Item 5.03 Amendments to Articles of Incorporation or Bylaws; Change in Fiscal Year
On December 30, 2013, the Company sent to the Division of Corporations, Amendment Section, Florida Secretary of State an Amendment to Article IV - Capital Stock (the "First Amendment" authorizing the creation and designation of 13,420 shares of Class A Convertible Preferred Shares (the "Class A Shares". Each Class A Share is convertible into 2,857.14 shares of common stock of the Company (the "Common Stock" and votes on an as-converted basis with the holders of the Common Stock. The foregoing description does not purport to be complete and is qualified in its entirety by reference to the complete text of the First Amendment, which is attached hereto as Exhibit 3.1 and incorporated herein by reference.

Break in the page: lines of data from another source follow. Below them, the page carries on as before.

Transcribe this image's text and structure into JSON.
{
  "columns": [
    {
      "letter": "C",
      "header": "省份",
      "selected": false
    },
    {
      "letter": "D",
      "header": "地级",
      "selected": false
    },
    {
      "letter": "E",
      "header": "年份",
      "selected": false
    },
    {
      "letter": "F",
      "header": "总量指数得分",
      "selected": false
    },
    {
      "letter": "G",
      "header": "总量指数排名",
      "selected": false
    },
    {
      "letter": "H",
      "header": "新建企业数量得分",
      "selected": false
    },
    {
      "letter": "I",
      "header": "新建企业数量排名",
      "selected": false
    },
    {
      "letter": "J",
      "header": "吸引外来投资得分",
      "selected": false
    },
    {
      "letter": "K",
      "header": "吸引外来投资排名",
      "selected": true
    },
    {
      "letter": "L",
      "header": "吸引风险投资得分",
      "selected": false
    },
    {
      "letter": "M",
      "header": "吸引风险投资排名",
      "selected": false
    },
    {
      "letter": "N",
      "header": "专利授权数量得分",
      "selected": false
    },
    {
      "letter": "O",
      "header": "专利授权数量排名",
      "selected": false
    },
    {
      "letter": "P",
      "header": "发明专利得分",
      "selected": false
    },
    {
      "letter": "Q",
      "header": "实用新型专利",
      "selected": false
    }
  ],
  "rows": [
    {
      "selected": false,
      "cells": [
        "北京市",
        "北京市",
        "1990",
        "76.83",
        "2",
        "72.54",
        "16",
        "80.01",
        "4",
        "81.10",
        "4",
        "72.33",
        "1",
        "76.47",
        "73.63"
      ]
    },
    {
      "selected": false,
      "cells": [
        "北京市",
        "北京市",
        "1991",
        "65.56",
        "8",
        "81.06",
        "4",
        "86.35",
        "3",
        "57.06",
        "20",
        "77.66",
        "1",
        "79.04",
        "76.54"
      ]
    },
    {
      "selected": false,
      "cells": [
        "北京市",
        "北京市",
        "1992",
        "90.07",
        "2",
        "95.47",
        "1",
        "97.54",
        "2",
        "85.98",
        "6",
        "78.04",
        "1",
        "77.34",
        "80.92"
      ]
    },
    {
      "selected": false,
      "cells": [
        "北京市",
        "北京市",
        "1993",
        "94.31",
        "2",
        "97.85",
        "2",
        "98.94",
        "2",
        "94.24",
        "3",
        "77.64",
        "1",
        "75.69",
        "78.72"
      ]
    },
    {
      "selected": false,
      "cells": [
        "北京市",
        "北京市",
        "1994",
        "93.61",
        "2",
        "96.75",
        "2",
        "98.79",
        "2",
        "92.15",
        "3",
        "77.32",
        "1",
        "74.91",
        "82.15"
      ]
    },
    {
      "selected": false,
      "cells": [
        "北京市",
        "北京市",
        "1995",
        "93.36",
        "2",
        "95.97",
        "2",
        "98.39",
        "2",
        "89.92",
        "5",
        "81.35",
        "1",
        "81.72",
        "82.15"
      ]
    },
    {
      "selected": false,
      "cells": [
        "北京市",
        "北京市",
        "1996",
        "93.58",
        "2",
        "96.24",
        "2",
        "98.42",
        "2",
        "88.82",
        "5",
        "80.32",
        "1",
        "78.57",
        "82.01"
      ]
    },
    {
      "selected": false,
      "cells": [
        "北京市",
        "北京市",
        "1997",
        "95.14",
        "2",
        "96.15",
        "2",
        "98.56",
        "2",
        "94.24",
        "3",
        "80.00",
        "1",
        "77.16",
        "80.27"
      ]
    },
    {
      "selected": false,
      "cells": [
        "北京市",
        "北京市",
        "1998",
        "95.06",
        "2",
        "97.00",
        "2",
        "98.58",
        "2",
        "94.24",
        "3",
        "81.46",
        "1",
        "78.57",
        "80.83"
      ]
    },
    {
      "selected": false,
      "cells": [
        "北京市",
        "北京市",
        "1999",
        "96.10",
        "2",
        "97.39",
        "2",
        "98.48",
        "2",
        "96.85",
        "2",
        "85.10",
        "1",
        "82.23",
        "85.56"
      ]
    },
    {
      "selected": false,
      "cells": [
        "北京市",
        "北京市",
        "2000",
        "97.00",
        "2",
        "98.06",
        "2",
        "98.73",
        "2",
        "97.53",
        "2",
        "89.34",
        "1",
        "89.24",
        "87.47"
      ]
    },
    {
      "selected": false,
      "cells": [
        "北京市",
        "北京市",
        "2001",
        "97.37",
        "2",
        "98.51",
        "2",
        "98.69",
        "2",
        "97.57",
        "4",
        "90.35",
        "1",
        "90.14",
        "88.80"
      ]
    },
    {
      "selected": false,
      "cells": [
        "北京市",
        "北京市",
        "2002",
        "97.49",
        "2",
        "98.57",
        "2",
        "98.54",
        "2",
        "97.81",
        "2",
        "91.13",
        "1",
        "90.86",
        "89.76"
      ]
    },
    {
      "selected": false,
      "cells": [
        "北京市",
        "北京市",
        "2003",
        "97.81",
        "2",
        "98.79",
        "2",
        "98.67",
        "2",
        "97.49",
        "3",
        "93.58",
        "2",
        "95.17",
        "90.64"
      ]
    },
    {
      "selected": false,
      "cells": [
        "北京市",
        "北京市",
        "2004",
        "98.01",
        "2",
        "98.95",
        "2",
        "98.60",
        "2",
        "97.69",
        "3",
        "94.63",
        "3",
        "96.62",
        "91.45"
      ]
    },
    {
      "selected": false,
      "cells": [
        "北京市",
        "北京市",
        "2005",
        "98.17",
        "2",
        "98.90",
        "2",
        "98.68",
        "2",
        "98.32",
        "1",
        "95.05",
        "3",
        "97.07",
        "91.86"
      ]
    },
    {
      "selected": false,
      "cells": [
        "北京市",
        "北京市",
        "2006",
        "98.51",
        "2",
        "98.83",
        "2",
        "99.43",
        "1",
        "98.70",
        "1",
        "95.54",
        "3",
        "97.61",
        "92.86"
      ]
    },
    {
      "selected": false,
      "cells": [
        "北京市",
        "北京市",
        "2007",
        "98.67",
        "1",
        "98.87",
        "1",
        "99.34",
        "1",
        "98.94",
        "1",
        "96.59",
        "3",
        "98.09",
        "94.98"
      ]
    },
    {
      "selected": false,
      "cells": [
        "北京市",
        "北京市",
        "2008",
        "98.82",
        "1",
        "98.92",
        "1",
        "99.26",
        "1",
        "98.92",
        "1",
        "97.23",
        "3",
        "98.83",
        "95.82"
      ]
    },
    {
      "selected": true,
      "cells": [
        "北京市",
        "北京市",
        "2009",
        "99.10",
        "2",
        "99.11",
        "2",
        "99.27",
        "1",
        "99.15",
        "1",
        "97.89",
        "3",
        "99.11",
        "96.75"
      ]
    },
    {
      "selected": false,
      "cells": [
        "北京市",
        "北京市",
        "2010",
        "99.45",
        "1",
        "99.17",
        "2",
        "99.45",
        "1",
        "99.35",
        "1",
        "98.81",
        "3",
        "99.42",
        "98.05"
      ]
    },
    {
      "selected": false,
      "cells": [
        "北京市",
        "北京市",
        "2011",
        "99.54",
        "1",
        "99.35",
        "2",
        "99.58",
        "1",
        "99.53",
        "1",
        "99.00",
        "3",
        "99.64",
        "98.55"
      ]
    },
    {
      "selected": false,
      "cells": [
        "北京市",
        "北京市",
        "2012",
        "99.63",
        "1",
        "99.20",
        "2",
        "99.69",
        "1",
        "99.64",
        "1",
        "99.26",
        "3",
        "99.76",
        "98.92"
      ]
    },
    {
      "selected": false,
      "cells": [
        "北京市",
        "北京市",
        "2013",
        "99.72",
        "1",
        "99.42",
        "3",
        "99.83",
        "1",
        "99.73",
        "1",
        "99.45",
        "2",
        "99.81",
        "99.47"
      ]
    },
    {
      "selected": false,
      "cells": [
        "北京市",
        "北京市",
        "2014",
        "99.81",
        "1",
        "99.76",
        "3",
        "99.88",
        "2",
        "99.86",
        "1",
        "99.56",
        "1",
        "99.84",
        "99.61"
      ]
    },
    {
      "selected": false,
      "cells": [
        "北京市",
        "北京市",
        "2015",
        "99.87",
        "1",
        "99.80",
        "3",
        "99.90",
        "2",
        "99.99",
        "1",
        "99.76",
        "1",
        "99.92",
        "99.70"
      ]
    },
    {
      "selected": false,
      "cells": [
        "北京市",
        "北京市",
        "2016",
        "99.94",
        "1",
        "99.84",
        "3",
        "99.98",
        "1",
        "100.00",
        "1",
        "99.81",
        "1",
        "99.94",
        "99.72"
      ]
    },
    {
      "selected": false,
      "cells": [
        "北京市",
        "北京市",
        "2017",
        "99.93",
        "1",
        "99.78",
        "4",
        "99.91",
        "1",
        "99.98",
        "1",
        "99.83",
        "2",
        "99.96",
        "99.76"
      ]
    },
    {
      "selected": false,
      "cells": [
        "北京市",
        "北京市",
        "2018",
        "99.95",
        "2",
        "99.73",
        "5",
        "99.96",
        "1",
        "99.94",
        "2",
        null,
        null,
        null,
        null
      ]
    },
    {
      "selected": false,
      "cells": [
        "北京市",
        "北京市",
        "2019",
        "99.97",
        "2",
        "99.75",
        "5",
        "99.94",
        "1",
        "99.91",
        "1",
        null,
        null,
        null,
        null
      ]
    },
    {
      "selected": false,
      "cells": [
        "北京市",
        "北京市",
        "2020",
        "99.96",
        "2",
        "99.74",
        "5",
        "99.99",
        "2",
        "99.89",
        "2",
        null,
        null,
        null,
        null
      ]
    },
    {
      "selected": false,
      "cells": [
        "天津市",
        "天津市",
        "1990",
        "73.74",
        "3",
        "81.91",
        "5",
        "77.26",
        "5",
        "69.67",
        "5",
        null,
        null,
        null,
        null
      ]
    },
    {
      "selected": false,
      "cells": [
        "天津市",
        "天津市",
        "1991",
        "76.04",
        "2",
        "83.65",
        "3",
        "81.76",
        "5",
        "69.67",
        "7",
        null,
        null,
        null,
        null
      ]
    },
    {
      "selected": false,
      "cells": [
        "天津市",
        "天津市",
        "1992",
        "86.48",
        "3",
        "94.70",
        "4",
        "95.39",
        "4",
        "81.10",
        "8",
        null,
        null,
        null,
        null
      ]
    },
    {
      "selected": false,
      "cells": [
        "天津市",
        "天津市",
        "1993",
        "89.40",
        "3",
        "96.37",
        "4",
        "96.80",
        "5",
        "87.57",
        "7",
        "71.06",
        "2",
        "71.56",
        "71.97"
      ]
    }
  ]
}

On January 28, 2014, the Company sent to the Division of Corporations, Amendment Section, Florida Secretary of State an Amendment to Article IV - Capital Stock (the "Second Amendment" authorizing the creation and designation of 100,000 shares of Class B Convertible Preferred Shares (the "Class B Shares". Each Class B Share is convertible into 690 shares of Common Stock and votes on an as-converted basis with the holders of the Common Stock, provided that each Class B Share carries five votes of Common Stock per share. The foregoing description does not purport to be complete and is qualified in its entirety by reference to the complete text of the Second Amendment, which is attached hereto as Exhibit 3.2 and incorporated herein by reference.